Begin
Long before, I used to make new year resolutions in my blog. If we think back, when did we first begin making resolutions? Was it FOMO? Just following the path of others doing it. And not because we want to do it? We get inspired reading others resolutions and decide a theme for ourselves, maybe? Why else would I be blank when I think of new beginnings now? I don’t want to start anything new. Maybe just restart? Or continue those things I stopped. Or continue being who I am before I stopped being myself.

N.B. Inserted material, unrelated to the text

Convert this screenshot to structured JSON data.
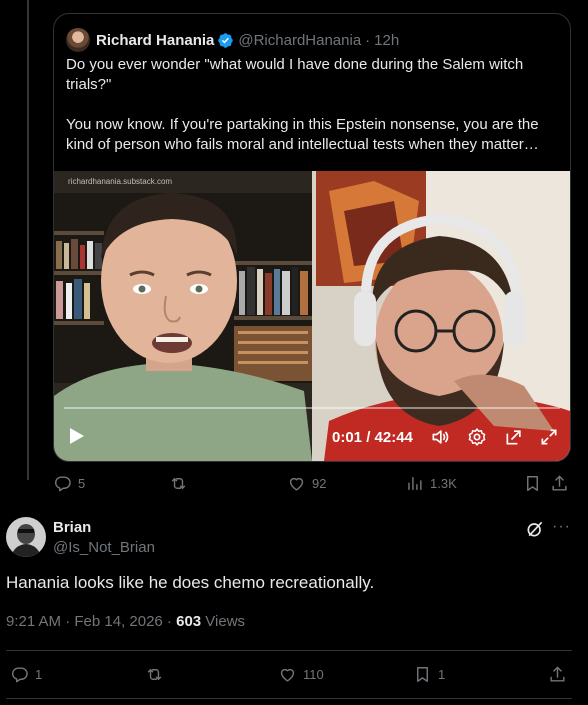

Not like the Google maps rerouting. No, it’s me force closing the app and starting all over again to see the path which I wanted to go to reach my old destination, instead of relying on Google to show me the shortcuts which may or may not be reliable. It’s a conundrum I have been dealing with for years. The conflict of should I allow myself new unknown paths or to follow the old paths that I know to reach my destination and then come and visit the new paths if at all I feel like exploring. I may not be fulfilled on reaching the destination I want to reach but there would be contentment that I tried. To achieved it rather than giving up. Because letting go is hard even if giving up is easy.
What if the new paths can lead me to different destination that can leave me either unhappy or be at peace. There are many what-ifs like that. And umpteen ways to traverse. The advice people give is to just begin. Navigate any path that you see and dive in. You may reach a dead end and then can turn back. It’s so easy to preach though. What about the time lost?
This overthinking is what stops me from beginning anything. And we stare at the blankness. The emptiness. Wishing the canvas to magically transform to the beautiful painting we see in our mind. Eventually forgetting that the mess we create may look like the masterpiece for someone else.
The first thought that I get when I go to a beautiful hotel room is the cleanliness and organised feel. It’s the same when I see those Instagram reels of interior decorators on how to do their homes. After one week of wandering around I feel the warmth of my home though it feels messy the next instant. It’s like the salty curry made by mom. You can find the faults but keep eating it.
New year asks to throw away bad habits and begin afresh. Stop looking behind and look forward. No one teaches the magic of cleaning without magic wand though. It’s our baggage to hold. Maybe we can learn to get used to it? But doesn’t that negativity still affect your future?
The conundrum is there. The confusion of right and wrong paths is there. The choices of multiple destination is there. The past baggage is there. Yet, begin we must. Begin the new path or the old one, but begin one step at a time. Begin again to unravel the knot of thoughts. The word of the year. Begin. Push the start button. Make the first dot in the canvas.


Your words struck a chord, Archana. Overthinking before I even begin is the main reason I’m so familiar with looking at a blank screen! :) But as you said, we must begin with a single dot or line and let it emerge into a beautiful mess.